Another making her mark is software engineer Olivia Kelly, a 26-year-old gaming and anime enthusiast who has been involved in a variety of hackathons including last year’s record-breaking ventilator challenge, in which her consortium achieve its target of producing 13,500 medical devices in just 12 weeks.
“These hackathons help reiterate that even though we would think the world is on fire, essentially, we could still do things and even be more creative,” said Olivia. “In addition to our day-to-day tasks we have been working on all these exciting projects that promote sustainability.”
IT Degree Apprentice Sian Court is also making a name, having scooped two awards early in her career with the company: RateMyApprenticeship’s 2019 Outstanding Degree Apprentice and Make UK’s 2020 Business Apprentice of the Year: Rising Star. “Success hasn’t come so easy”, she said. “I completed a year’s apprenticeship at a doctor’s surgery but couldn’t find a job so had to look for something else. By chance, I met a colleague from a work experience at Siemens’ Congleton factory who advised on the new intake for apprenticeships. I applied immediately and here I am and never looking back as I’m doing what I most enjoy.”
The company recently overhauled its work experience programme for those aged 14-19 with a virtual delivery platform to drive inclusive towards STEM.
Joanne Gogerly added: “Siemens has a long list of women engineers as role models for young girls who are looking to join the engineering field which has unlimited opportunities across many facets of technology including mechanical, IT, electrical, civil, bio medical, chemical etcetera.”
“According to figures from the Women’s Engineering Society, 12.37 per cent of all engineers are women in the UK and 21.8 per cent of women work in the engineering sector.”
And she went on to give this warning: “If we want these numbers to show an upward trend, a collective and integrated approach is needed to welcome young girls into STEM careers.”
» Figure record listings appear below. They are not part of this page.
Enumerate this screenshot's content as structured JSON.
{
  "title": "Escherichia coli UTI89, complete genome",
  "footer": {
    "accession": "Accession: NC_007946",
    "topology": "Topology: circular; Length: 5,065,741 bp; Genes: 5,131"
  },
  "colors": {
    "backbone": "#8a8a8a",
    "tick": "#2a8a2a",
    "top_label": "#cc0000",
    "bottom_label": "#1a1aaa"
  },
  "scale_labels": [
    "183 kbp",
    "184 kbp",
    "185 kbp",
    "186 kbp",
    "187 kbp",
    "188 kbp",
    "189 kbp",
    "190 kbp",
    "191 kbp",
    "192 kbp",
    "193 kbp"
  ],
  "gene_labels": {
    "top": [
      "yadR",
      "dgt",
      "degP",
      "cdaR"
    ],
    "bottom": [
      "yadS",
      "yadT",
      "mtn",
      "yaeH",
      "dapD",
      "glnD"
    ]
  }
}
Ashild Hanne Larsen, from the Norwegian energy company Equinor, outs the country’s success down to strong female role models in politics, academia and the private sector. She said: “Remember, if you can’t see it: you can’t be it.” She has previously noted that it has a strong record of quotas for women board members, and she is certain that this has helped to change the attitudes to gender balance. She told Tech Monitor: “The people who choose a career within IT are the ones who get to shape what products and services we will have access to in the future. And to make these solutions innovative and ensure they address different needs, the teams who design and develop them must also be diverse.”